Taking a new look at a historical landmark

Pat Huber found her daughter's marriage records in the historical documents at St. Luke's of the Mountains Episcopal Church during a tour of the facilities. The tour offered a look into the church's rich history.


Eighty-six years ago this Easter the cornerstone was laid for the building of St. Luke’s of the Mountains Episcopal Church. Since then the church, located at the northeast corner of Foothill and Rosemont, has been a cornerstone of the valley. The Historical Society of Crescenta Valley highlighted that long history of the old French country stone church on Sunday afternoon. The tour was led by church member Charly Shelton.
“They say God works in mysterious ways. Well, if artist S. Seymour Thomas had not become ill, needing a place with healthy air, there would probably still be a St. Luke’s Episcopal Church here on the corner but it would have looked much different,” Shelton said.
S. Seymour Thomas was a well-known artist. His portrait of President Woodrow Wilson is still displayed at the White House. He and his wife were residents of La Crescenta in a home on Rosemont Avenue they called Cuddle Doon.
After an afternoon tea at  home, the artist went to the land at the corner of what is now Rosemont and Foothill, which was donated by Madame Louise Janvier, and began to paint. The result was a plan in the form of a painting for a stone church whose architecture was influenced heavily by the artist’s time in France.
That painting still hangs in the Vicar’s office. Rev.
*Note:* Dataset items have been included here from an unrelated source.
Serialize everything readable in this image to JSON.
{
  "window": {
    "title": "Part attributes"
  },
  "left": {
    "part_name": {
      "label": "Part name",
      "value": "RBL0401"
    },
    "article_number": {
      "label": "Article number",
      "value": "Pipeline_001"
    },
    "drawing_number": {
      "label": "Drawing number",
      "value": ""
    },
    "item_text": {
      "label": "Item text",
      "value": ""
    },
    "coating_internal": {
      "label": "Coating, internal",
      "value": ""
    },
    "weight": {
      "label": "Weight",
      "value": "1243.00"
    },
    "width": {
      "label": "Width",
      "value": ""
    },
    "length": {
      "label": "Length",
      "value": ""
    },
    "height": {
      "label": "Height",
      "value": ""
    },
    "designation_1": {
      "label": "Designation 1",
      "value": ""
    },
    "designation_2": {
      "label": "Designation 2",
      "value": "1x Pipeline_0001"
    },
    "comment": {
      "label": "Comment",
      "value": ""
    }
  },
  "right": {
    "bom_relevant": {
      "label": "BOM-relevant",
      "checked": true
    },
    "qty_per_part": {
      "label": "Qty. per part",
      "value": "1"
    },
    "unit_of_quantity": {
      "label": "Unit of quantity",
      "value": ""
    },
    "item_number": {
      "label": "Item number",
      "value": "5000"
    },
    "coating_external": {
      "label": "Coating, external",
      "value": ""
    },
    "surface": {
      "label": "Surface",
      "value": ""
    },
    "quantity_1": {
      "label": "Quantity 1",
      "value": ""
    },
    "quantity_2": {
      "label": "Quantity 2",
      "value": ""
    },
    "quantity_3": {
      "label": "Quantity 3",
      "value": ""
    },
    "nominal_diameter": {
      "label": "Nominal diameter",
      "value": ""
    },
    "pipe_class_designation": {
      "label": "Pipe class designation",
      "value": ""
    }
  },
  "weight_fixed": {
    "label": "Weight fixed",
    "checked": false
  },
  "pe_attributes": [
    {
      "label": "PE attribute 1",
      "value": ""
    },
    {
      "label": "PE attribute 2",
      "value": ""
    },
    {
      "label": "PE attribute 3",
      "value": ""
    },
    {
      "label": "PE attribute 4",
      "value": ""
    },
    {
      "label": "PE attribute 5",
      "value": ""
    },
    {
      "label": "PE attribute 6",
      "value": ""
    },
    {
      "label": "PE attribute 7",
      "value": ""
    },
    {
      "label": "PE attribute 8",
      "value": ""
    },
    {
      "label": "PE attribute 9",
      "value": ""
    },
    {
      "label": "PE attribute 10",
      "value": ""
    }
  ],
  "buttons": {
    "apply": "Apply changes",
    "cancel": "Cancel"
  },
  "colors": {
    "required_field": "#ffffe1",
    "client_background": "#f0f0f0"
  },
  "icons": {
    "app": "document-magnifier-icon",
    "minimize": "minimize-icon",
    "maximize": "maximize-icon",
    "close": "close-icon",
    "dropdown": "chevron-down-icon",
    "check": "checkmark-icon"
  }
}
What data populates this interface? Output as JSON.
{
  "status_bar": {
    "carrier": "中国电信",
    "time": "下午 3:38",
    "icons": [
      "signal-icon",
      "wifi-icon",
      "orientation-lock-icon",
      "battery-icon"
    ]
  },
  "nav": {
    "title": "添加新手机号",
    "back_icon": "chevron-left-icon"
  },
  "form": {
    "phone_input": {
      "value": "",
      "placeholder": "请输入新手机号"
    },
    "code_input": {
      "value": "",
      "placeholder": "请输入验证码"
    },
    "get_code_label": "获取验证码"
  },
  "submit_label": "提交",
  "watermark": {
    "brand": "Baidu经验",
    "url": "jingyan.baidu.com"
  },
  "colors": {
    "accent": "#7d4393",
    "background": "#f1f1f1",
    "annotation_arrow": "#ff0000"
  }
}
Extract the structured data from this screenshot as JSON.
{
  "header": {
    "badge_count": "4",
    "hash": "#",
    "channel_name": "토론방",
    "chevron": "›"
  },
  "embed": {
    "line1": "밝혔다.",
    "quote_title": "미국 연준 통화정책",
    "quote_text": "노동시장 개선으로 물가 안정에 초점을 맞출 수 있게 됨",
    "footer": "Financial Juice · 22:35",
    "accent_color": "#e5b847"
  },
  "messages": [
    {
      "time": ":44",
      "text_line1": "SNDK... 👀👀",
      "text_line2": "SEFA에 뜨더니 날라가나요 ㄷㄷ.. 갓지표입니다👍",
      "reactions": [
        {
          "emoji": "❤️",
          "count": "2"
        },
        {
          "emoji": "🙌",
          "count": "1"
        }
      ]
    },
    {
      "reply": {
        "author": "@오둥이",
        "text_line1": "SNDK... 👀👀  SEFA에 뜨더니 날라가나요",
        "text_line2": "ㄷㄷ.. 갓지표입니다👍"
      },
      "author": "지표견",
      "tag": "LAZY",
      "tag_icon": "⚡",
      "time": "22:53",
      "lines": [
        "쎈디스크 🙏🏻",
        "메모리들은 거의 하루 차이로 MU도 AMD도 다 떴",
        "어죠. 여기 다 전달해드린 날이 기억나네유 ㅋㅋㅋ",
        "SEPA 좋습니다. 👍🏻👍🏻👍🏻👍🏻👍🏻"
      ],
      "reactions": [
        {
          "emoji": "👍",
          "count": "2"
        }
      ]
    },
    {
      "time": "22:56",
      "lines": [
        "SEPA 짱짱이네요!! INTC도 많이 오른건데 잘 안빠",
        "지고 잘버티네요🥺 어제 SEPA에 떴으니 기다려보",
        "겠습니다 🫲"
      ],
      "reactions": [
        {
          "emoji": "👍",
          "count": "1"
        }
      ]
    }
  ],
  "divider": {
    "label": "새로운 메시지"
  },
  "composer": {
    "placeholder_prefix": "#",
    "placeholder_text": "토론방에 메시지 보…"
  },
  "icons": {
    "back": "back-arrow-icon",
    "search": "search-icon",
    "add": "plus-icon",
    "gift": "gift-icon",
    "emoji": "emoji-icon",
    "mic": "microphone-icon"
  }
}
Bryan Jones, the new vicar of St. Luke’s, placed that and another Thomas painting on exhibit for those attending Sunday’s tour.
A search of the church’s basement revealed several historical items including blueprints from remodeling in the 1950s and marriage, baptism and attendance records that dated back to 1924.
The chimes were also a subject of discussion during the tour. Shelton told the audience that the chimes were dedicated in 1926 by Robert and Alma Watchhorn in memory of their son Emery who had died in World War I. They are one of only 115 sets still in use in the United States that are striking chimes.
“Most of chimes made now are electrical,” Shelton said.
In addition to the paintings, one of Thomas’s sculptures was donated to St. Luke’s.
Joanne Longman Clark no longer lives in Crescenta Valley but is a member of the historical society. She sent a sculpture of a child to Mike Lawler, president of the society. The sculpture had belonged to her late father. She knew that Thomas had designed the church and that it was home to other works of art. She wanted to donate the piece to add to that collection, Lawler said.

President of the Historical Society of the Crescenta Valley Mike Lawler, left, presented Rev. Bryan Jones of St. Luke's of the Mountains Episcopal Church with a sculpture by artist Seymour Thomas.

The church will be celebrating Easter services at 10 a.m. on Easter morning.